A brief history of the foot-launched powered hang glider

By Willie Bodenstein


The foot-launched powered hang glider (FLPHG), essentially is a hang glider harness with a motor and propeller in pusher configuration added to an ordinary hang glider control frame.

The pilot can, as in a conventional unpowered hang glider, foot-launch from a hill or from flat ground, needing a length of about a football field to get airborne, or much less if there is an oncoming breeze and no obstacles.

FLPHG's, a return to the type of low-speed aircraft that were common in the early years of aviation, were developed from hang gliders in the late 1970s. during the 1970s, motorization of simple gliders, especially those portable and foot-launched, became the goal of many inventors and gradually, small wing-mounted power packs were adapted.

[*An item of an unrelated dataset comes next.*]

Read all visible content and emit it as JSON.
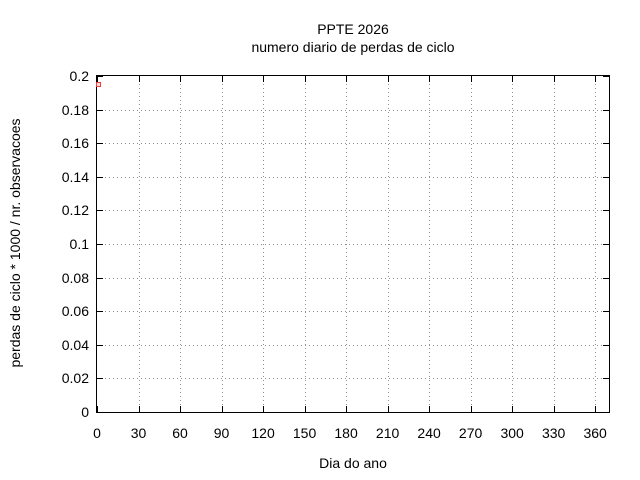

These early experiments went largely unrecorded, even in log books, let alone the press, because the pioneers were uncomfortably aware that the addition of an engine made the craft liable to registration, airworthiness legislation, and the pilot liable to expensive licensing and probably, insurance.

Inventors from Australia, France and England produced several successful microlight motor gliders in the early 1970s

Currently, there are two harness configurations: prone (face down) and sitting. Both configurations allow the pilot to take off and land on their feet.

Foot-launched powered hang glider (FLPHG) harnesses are built around a light metal frame with the engine and propeller mounted on the rear in a pusher configuration. Powered harnesses weigh 22-32 kg (50-70 lb) not including the safety parachute and fuel, and fold neatly into a 1.5 metres (4.9 ft) long harness bag with a handle.

Most powered harnesses in production are equipped with the Radne Raket 120 two stroke engine which is based on Husqvarna XP3120 chainsaw parts. It has a displacement of 118 cubic centimetres (7.2 cu in) and produces about 15 hp (11 kW) at 8900 RPM if equipped with a tuned exhaust; when coupled to a 1:3.5 belt-driven reduction drive and a 52" x 22" propeller, it produces about 100 lbf (440 N) of static thrust.

For heavy pilots or pilots operating from higher than 1,500 metres (4,900 ft) MSL fields, a powered harness equipped with an 18 hp (13 kW) engine is recommended.[37]

Unofficial FLPHG World Records

Confirmed but not validated by the FAI

On 5 August 1978, French pioneer Bernard Danis mated a Soarmaster unit to this 168 square feet (15.6 m2) SK 2SS wing and climbed to 1,825 metres (5,988 ft) above sea level at the Southern Alps.

On 9 May 1978 David Cook becomes the first pilot to cross the English Channel while flying on a foot-launched powered hang glider; he used a VJ 23F glider.

On 7 May 1979, British pilot Gerry Breen set a new distance record for FLPHG of 325 kilometres (202 mi) from Wales to Norwich, a non-stop world distance record that still stands today; using a Soarmaster, the flight took about 4 hours with a tailwind of about 25 knots (29 mph) and reportedly consumed 25 litres (5.5 imp gal) of fuel.

In July 2002, Italian hang-gliding champion and conservationist, Angelo d'Arrigo, guided a flock of 10 endangered western Siberian cranes, bred in captivity, with an Icaro hang glider equipped with an NRG powered harness 5,300 kilometres (3,300 mi) from the Arctic circle in Siberia, across Kazakhstan to the shores of the Caspian Sea in Iran, avoiding Afghanistan and Pakistan where they fall victim to the abundant guns.

For the most part, he relied on the sun and wind for propulsion in order to teach the young cranes to soar long distances. This $250,000 USD experiment lasted for six months and finished in winter 2002.

On 24 May 2009, Irish pilot Patrick Laverty broke the foot-launched powered hang glider altitude world record. He used an Aeros Discus 15 hang glider coupled to a supine custom-made harness equipped with a 29 hp ROS 125 engine with the Supa-Tuna tuning lights system on a WB32 carburettor.

Takeoff was at sea level and he flew to an altitude of 5,348 metres (17,546 ft) ASL over Talybont, Ceredigion, Wales, UK.He carried oxygen and 10 litres of fuel, per U.K. regulations; his variometer indicated 30 to 50fpm climb rate at the time fuel ran out.